Philippines among top 40 percent in regulatory framework – report
MANILA, Philippines — The Philippines was in the top 40 percent of 50 economies in terms of regulatory framework, but will need to make improvements in terms of public services and operational efficiency, according to the World Bank’s Business Ready report.
The new report, which assesses the business and investment climate, replaces and improves upon the World Bank’s Doing Business report, which the multilateral lender decided to discontinue in September 2021 due to internal reports of data irregularities.
Business Ready or B-Ready looks at economies’ performance in terms of three pillars: regulatory framework, public services and operational efficiency.
In the regulatory framework, the Philippines ranked 16th out of 50 economies as it got a score of 70.68 out of 100.

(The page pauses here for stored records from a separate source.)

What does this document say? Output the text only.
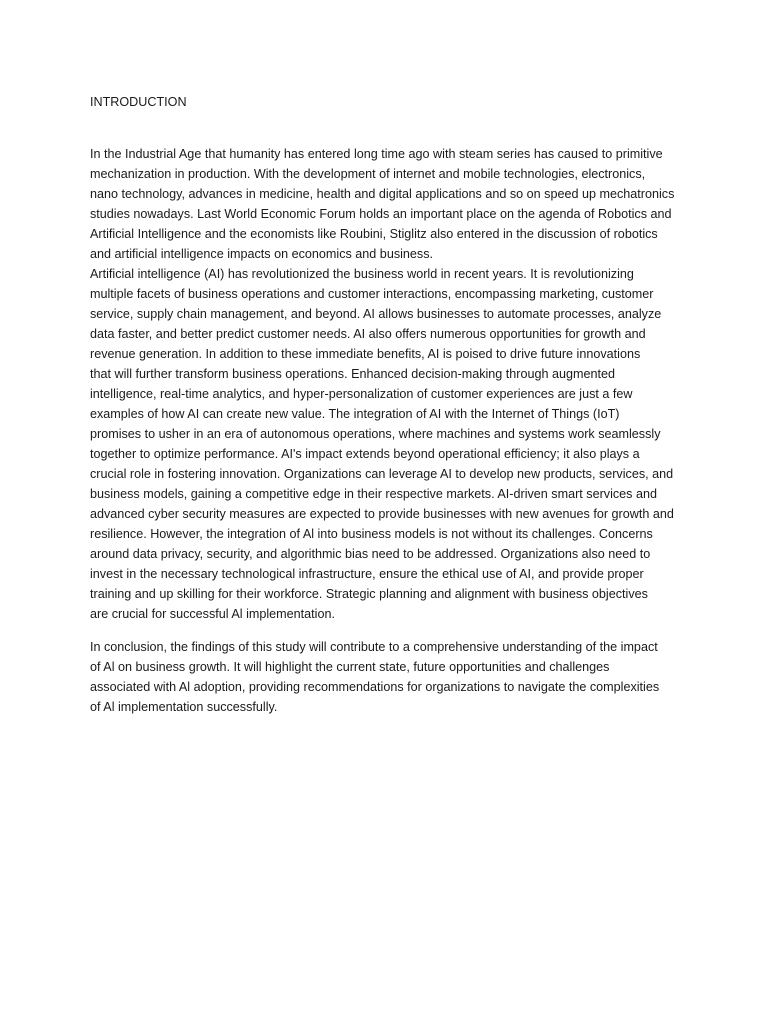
INTRODUCTION
In the Industrial Age that humanity has entered long time ago with steam series has caused to primitive
mechanization in production. With the development of internet and mobile technologies, electronics,
nano technology, advances in medicine, health and digital applications and so on speed up mechatronics
studies nowadays. Last World Economic Forum holds an important place on the agenda of Robotics and
Artificial Intelligence and the economists like Roubini, Stiglitz also entered in the discussion of robotics
and artificial intelligence impacts on economics and business.
Artificial intelligence (AI) has revolutionized the business world in recent years. It is revolutionizing
multiple facets of business operations and customer interactions, encompassing marketing, customer
service, supply chain management, and beyond. AI allows businesses to automate processes, analyze
data faster, and better predict customer needs. AI also offers numerous opportunities for growth and
revenue generation. In addition to these immediate benefits, AI is poised to drive future innovations
that will further transform business operations. Enhanced decision-making through augmented
intelligence, real-time analytics, and hyper-personalization of customer experiences are just a few
examples of how AI can create new value. The integration of AI with the Internet of Things (IoT)
promises to usher in an era of autonomous operations, where machines and systems work seamlessly
together to optimize performance. AI's impact extends beyond operational efficiency; it also plays a
crucial role in fostering innovation. Organizations can leverage AI to develop new products, services, and
business models, gaining a competitive edge in their respective markets. AI-driven smart services and
advanced cyber security measures are expected to provide businesses with new avenues for growth and
resilience. However, the integration of Al into business models is not without its challenges. Concerns
around data privacy, security, and algorithmic bias need to be addressed. Organizations also need to
invest in the necessary technological infrastructure, ensure the ethical use of AI, and provide proper
training and up skilling for their workforce. Strategic planning and alignment with business objectives
are crucial for successful Al implementation.
In conclusion, the findings of this study will contribute to a comprehensive understanding of the impact
of Al on business growth. It will highlight the current state, future opportunities and challenges
associated with Al adoption, providing recommendations for organizations to navigate the complexities
of Al implementation successfully.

The Anti-Red Tape Authority said this underscores the country’s progress in fostering a more conducive business environment and shows the government has been able to establish clear and effective rules and regulations to support the start and closure of business operations.

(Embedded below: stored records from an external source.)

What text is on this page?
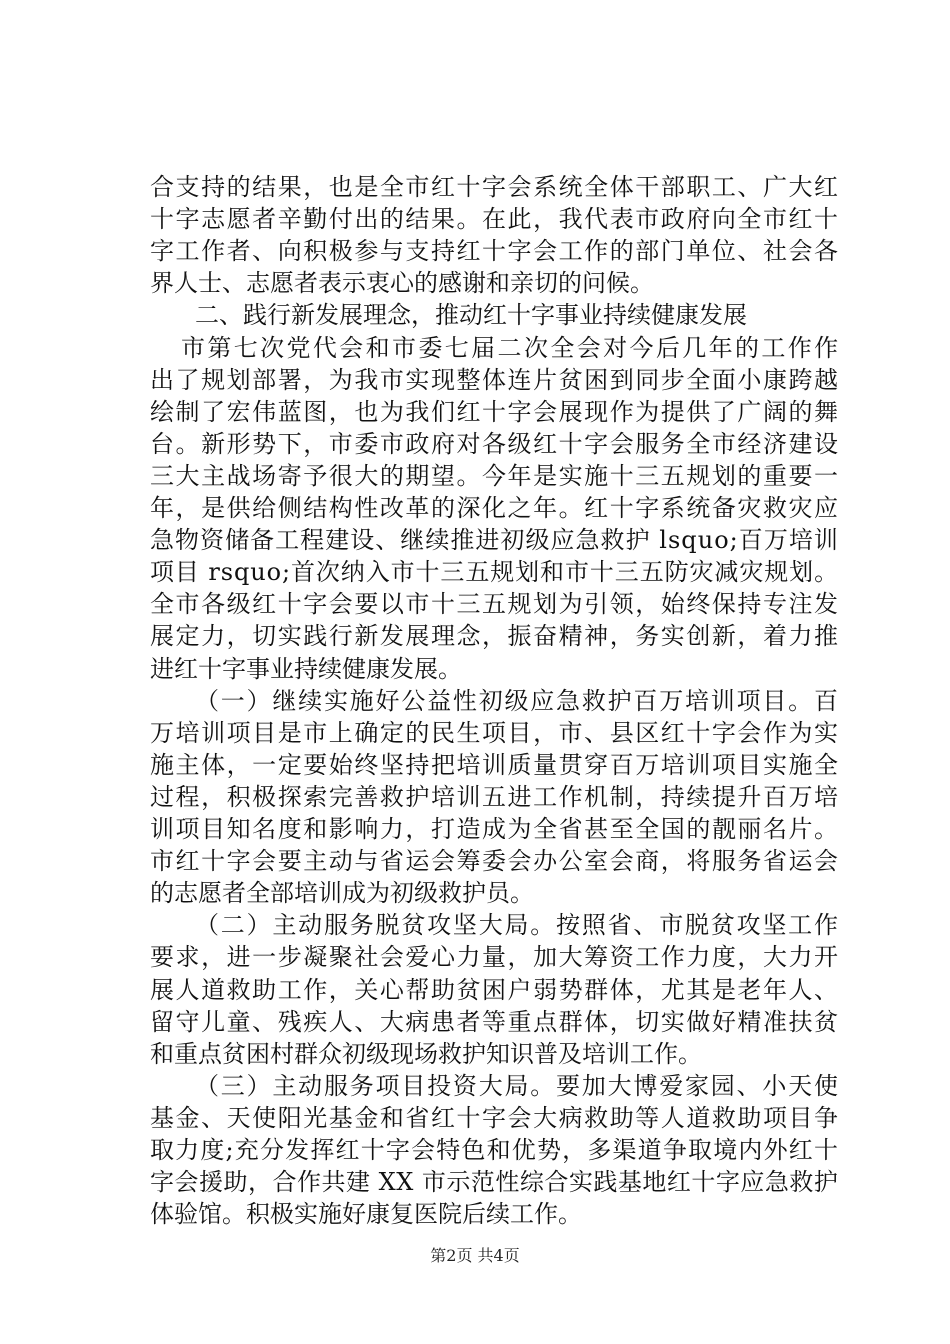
合支持的结果，也是全市红十字会系统全体干部职工、广大红
十字志愿者辛勤付出的结果。在此，我代表市政府向全市红十
字工作者、向积极参与支持红十字会工作的部门单位、社会各
界人士、志愿者表示衷心的感谢和亲切的问候。
二、践行新发展理念，推动红十字事业持续健康发展
市第七次党代会和市委七届二次全会对今后几年的工作作
出了规划部署，为我市实现整体连片贫困到同步全面小康跨越
绘制了宏伟蓝图，也为我们红十字会展现作为提供了广阔的舞
台。新形势下，市委市政府对各级红十字会服务全市经济建设
三大主战场寄予很大的期望。今年是实施十三五规划的重要一
年，是供给侧结构性改革的深化之年。红十字系统备灾救灾应
急物资储备工程建设、继续推进初级应急救护 lsquo;百万培训
项目 rsquo;首次纳入市十三五规划和市十三五防灾减灾规划。
全市各级红十字会要以市十三五规划为引领，始终保持专注发
展定力，切实践行新发展理念，振奋精神，务实创新，着力推
进红十字事业持续健康发展。
（一）继续实施好公益性初级应急救护百万培训项目。百
万培训项目是市上确定的民生项目，市、县区红十字会作为实
施主体，一定要始终坚持把培训质量贯穿百万培训项目实施全
过程，积极探索完善救护培训五进工作机制，持续提升百万培
训项目知名度和影响力，打造成为全省甚至全国的靓丽名片。
市红十字会要主动与省运会筹委会办公室会商，将服务省运会
的志愿者全部培训成为初级救护员。
（二）主动服务脱贫攻坚大局。按照省、市脱贫攻坚工作
要求，进一步凝聚社会爱心力量，加大筹资工作力度，大力开
展人道救助工作，关心帮助贫困户弱势群体，尤其是老年人、
留守儿童、残疾人、大病患者等重点群体，切实做好精准扶贫
和重点贫困村群众初级现场救护知识普及培训工作。
（三）主动服务项目投资大局。要加大博爱家园、小天使
基金、天使阳光基金和省红十字会大病救助等人道救助项目争
取力度;充分发挥红十字会特色和优势，多渠道争取境内外红十
字会援助，合作共建 XX 市示范性综合实践基地红十字应急救护
体验馆。积极实施好康复医院后续工作。
第2页 共4页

It said the Philippines, however, needs to make further improvements in two other pillars: public services and operational efficiency.
The report showed the Philippines placed 24th in public services with its score of 50.80.
In operational efficiency, the Philippines ranked 36th with a score of 57.95.
The World Bank report, which also assessed economies’ business and investment climate based on topic areas, showed the Philippines had strong performance in the areas of labor, international trade and utility services.
“Within these areas, the economy implemented all the measured good practices in term of labor inspectorates, provides electronic systems and interoperability of services for international trade operations and provides transparent information (connection requirements, tariffs, complaint mechanisms) for water and electricity,” the World Bank said.
On the other hand, the Philippines’ scores were lowest in business insolvency, business entry and market competition.
“Within these areas, the economy does not provide interconnection of e-case management system in liquidation and reorganization and lags in terms of exchange of company information for business entry and in university-industry collaboration to promote technology transfer,” the World Bank said.